Olly Alexander and Glyn Fussell’s starry, Live Aid-inspired shindig – featuring Christine and the Queens, Kae Tempest and Munroe Bergdorf – is a show of unity in a dark time for trans people

‘W

e wanted to put on something as big as possible,” says the musician and actor Olly Alexander. He’s talking about Trans Mission, a night of solidarity with the transgender community that he’s put together with Mighty Hoopla director Glyn Fussell in aid of the Good Law Project and the charity Not a Phase.
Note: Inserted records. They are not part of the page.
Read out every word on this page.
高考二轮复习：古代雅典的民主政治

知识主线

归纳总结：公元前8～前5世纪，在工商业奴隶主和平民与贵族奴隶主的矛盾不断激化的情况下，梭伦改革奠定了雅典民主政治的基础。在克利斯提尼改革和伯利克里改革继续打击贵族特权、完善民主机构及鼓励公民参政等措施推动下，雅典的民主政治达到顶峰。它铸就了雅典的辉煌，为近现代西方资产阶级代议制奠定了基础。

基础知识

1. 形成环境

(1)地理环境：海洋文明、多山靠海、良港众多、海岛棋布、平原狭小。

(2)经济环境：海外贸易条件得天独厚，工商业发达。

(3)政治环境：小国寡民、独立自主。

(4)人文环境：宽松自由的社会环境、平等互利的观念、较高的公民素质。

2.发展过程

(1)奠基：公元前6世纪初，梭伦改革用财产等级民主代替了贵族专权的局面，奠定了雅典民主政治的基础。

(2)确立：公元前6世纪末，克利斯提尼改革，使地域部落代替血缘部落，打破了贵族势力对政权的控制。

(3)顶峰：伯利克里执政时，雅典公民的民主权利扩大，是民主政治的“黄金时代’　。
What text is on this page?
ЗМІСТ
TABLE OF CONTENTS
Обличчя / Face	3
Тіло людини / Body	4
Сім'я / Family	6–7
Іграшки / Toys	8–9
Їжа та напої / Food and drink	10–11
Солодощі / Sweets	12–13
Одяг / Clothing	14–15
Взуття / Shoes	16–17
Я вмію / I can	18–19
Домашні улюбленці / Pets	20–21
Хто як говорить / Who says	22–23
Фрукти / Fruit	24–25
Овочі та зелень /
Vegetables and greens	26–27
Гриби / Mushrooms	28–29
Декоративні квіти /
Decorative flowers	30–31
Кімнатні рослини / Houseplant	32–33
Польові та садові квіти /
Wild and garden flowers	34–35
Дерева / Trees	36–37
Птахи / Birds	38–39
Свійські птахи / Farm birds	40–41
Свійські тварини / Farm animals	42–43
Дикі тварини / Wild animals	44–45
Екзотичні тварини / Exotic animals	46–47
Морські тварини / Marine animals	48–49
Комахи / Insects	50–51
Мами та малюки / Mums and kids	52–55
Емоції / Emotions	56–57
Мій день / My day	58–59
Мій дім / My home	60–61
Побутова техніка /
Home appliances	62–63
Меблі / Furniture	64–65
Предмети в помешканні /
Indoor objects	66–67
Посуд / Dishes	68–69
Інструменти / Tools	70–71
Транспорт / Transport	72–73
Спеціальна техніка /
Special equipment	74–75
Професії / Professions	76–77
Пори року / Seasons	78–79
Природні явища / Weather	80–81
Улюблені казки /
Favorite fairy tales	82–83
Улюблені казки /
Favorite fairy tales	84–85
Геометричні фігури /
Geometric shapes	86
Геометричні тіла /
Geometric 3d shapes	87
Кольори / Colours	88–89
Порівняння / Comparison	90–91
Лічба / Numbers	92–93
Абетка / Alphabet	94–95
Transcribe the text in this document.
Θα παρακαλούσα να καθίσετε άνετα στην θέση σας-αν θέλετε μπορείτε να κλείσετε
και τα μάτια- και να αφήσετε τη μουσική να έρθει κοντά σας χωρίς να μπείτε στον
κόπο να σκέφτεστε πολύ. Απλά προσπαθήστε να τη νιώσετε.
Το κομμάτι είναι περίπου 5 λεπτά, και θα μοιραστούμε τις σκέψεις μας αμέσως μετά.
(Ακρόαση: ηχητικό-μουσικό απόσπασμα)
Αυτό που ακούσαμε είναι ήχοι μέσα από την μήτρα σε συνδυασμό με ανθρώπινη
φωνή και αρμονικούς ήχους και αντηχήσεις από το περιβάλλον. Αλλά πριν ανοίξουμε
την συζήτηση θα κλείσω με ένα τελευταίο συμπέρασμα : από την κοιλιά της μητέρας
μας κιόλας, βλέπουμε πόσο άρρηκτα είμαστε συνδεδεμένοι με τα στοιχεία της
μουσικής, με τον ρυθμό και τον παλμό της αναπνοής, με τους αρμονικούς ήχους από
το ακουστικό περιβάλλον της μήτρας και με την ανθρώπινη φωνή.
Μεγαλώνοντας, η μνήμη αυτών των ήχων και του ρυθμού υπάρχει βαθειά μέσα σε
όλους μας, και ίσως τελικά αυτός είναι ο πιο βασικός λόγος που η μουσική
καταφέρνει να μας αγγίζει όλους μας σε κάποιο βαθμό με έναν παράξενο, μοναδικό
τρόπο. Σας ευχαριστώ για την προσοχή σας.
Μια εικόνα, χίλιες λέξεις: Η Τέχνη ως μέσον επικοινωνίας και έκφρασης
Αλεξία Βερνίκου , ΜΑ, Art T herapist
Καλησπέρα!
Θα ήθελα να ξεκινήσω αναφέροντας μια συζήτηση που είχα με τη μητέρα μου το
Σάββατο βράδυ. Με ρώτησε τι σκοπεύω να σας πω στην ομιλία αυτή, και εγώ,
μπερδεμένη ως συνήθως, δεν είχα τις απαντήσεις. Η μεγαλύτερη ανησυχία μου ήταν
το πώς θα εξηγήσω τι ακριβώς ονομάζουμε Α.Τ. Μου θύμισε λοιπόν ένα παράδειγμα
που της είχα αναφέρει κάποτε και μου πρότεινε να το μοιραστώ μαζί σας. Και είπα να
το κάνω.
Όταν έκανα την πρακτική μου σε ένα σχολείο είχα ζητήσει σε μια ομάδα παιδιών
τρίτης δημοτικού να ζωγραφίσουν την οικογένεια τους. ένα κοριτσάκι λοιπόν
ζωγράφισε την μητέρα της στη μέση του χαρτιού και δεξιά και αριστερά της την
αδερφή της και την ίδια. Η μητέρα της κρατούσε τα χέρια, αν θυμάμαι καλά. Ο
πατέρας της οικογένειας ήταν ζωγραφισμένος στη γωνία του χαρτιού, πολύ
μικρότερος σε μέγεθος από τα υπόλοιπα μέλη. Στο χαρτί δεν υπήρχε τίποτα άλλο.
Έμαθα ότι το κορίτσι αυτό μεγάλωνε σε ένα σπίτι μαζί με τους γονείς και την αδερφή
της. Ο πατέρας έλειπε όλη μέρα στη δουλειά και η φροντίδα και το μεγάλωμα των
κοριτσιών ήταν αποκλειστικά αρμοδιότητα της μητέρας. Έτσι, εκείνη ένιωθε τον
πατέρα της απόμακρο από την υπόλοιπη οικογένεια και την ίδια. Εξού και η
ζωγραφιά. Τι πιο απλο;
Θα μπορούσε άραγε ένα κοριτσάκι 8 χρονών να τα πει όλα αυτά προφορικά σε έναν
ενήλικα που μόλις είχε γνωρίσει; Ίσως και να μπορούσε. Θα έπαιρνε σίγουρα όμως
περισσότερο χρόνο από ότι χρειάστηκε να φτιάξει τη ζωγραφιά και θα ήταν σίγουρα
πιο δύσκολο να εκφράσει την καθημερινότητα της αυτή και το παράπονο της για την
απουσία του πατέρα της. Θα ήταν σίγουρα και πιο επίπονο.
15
The jam-packed Wembley Arena bill includes Christine and the Queens, Sugababes, Romy and Wolf Alice.

For Alexander, Trans Mission is about “celebration, joy, unity”. For Christine and the Queens, it will be “a place of collective empathy”. For Not a Phase founder Dani St James, “it’s basically a super sped-up Royal Variety Performance, but with me and Olly double-kissing them and not Charles shaking their hands”.

The concert was born out of a moment of dismay for the organisers. On 16 April last year, the UK supreme court ruled that “sex” in the Equality Act 2010 refers solely to biological sex, creating shock and uncertainty in the trans community. The government has yet to approve or reject guidelines by the Equality and Human Rights Commission that could exclude trans people from spaces such as public toilets, but trans women and girls have already been forced out of institutions like the Women’s Institute and the Guides.